Does anyone know what this might be...what I should check? The belts are old, but they seem fine, and the main double-pulley below the engine (that drives the deck & the transmission) isn't even driving anything when it bogs/dies (no deck/in park)!!! I can't see, or even imagine, how moving the mower deck lever could effect the engine, if the mower isn't even on the tractor!

Any help would be appreciated..THANKS!


----------



## Windlake (Apr 29, 2010)

Clogged fuel filter? Gas cap vent plugged?


----------



## Taelwind (May 7, 2010)

If it was a clogged fuel filter or stopped up gas vent, the mower would run for a short while then die, the fact that it bogs down under load, suggests something else. 

If the only time it bogs down is when you lower the handle to engage the deck, (and the deck is not installed ) would lead me to believe that one of the safety switches is bad. For example, if the mower is in reverse, and you try to engage the deck, the mower will die. This is a safety feature that prevents one from mowing over flowers, loved ones, into a ditch causing roll over, a family car, etc., etc.

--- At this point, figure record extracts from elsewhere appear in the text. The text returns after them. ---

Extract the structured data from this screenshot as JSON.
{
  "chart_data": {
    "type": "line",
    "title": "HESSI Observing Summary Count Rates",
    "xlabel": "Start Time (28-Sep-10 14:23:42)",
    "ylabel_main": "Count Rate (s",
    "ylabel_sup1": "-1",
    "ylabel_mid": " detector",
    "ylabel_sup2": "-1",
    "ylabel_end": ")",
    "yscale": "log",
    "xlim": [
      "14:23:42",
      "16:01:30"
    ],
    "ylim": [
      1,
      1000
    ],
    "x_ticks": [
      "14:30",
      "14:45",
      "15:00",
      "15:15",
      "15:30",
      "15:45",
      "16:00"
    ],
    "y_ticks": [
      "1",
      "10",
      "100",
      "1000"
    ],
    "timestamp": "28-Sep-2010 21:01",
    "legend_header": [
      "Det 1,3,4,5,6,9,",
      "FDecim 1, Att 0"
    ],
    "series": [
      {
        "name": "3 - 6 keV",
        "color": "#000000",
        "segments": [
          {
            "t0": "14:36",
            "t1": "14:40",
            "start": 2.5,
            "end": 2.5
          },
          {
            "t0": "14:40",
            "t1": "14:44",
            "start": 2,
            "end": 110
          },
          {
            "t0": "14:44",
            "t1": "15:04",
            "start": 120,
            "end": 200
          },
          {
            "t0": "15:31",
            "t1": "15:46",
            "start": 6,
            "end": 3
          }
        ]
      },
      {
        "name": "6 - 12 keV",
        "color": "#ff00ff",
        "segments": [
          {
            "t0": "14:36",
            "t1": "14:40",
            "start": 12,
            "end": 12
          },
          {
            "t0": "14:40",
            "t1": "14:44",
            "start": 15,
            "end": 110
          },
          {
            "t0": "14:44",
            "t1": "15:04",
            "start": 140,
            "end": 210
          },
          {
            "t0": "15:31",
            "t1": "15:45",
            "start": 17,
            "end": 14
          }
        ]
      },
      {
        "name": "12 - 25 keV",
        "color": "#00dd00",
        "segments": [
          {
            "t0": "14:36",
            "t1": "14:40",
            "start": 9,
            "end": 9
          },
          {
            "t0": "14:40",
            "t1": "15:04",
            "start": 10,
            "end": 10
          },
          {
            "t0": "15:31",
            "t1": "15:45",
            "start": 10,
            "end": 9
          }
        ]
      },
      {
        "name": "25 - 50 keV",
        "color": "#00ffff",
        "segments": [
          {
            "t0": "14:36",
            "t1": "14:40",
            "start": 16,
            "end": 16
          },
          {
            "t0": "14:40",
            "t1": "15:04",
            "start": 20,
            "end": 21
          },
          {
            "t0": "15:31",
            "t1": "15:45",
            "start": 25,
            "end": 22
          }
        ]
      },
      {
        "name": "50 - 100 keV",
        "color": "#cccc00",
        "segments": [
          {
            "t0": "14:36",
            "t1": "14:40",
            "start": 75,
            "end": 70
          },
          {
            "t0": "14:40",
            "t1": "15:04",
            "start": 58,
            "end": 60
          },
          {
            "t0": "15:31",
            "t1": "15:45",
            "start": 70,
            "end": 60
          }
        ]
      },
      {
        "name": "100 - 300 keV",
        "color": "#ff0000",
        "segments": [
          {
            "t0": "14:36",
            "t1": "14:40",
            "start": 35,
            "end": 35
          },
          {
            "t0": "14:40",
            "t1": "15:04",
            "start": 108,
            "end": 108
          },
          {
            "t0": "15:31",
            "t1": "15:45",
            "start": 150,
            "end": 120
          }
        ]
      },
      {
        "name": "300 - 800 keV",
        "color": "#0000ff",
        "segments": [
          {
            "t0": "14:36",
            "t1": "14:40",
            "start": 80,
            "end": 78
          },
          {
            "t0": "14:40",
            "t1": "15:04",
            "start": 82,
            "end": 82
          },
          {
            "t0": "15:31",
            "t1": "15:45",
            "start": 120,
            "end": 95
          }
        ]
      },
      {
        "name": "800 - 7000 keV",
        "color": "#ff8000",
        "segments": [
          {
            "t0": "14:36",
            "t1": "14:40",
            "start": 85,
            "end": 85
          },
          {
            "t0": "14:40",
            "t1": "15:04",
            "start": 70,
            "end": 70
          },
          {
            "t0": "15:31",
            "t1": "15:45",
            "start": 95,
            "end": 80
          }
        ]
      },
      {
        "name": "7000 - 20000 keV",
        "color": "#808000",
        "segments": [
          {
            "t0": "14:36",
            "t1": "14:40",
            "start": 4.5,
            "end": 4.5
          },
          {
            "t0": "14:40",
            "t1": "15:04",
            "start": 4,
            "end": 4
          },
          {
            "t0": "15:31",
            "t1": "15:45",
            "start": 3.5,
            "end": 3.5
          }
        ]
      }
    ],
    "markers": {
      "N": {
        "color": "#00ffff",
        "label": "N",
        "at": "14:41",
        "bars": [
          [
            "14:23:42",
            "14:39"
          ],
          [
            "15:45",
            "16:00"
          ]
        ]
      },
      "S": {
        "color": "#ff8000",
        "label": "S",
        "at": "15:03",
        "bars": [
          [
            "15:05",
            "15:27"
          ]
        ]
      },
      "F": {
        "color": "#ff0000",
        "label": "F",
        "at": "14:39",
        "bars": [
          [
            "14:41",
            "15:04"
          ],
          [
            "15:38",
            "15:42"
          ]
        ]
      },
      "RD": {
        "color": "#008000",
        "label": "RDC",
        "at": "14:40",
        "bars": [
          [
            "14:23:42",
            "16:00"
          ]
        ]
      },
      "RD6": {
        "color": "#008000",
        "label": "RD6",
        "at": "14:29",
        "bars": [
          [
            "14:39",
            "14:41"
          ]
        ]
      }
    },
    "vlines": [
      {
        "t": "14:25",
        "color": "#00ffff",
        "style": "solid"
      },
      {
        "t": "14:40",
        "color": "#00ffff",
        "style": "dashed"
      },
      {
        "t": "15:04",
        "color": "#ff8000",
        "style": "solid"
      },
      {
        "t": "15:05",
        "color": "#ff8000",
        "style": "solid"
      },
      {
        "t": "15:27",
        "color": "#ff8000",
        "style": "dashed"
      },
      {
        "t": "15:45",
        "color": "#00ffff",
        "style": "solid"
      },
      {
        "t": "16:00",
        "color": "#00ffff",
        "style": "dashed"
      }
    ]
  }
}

I would disconnect the wire that connects near where the F/R mechanism is attached. On older MTDs this in the panel you see when your sitting on the mower. On later models, it is on the fender. 

Sometimes the safety switch on the seat goes bad, and that can trigger the same problem. The fact that the mower runs when the brake is depressed, means that the safety switch for the brake is OK. If you disconnect ( not remove ) the two safety switches wires, and you continue to have this problem, ( assuming the mower is in neutral and you continue to have this problem - then look for a short in the wiring harness - ha ha:lmao: have fun with that one. :dazed:

Good luck ( this message will self-destruct 15 seconds before you need it the second time around )


----------



## Hoodoo Valley (Nov 14, 2006)

deandome said:


> (all manual tranny, etc). Model # is TMO 3100002 (here's the manual, if that helps: http://manuals.mtdproducts.com/mtd/DocGetter?doc=770-8087h.pdf )
> 
> Anyhow, I got it out for the first time this year a few days ago, it fires up fine (as it's done for the 10 years I've owned it), and I cut the front yard fine. Right at the end of that, I hear the motor bogging down/conking out, sounds like it does when it runs outta gas, so I raise the deck/disengage the mower & turn it off.
> 
> ...


Soooo, does it bog down if you, say, pull a heavy load or is it just tied to the PTO only?


----------



## flman (Mar 23, 2010)

x2 on the safety switches.


----------



## detel51 (May 23, 2010)

Don't rule out the choke!


----------



## Hoodoo Valley (Nov 14, 2006)

deandome said:


> (all manual tranny, etc). Model # is TMO 3100002 (here's the manual, if that helps: http://manuals.mtdproducts.com/mtd/DocGetter?doc=770-8087h.pdf )
> 
> Anyhow, I got it out for the first time this year a few days ago, it fires up fine (as it's done for the 10 years I've owned it), and I cut the front yard fine. Right at the end of that, I hear the motor bogging down/conking out, sounds like it does when it runs outta gas, so I raise the deck/disengage the mower & turn it off.
> 
> ...


Have you made any headway in figuring it out yet?


----------



## billmoran (Jul 15, 2014)

murray engine runs but with a lot of mis fires or backfires how do i fix that?


----------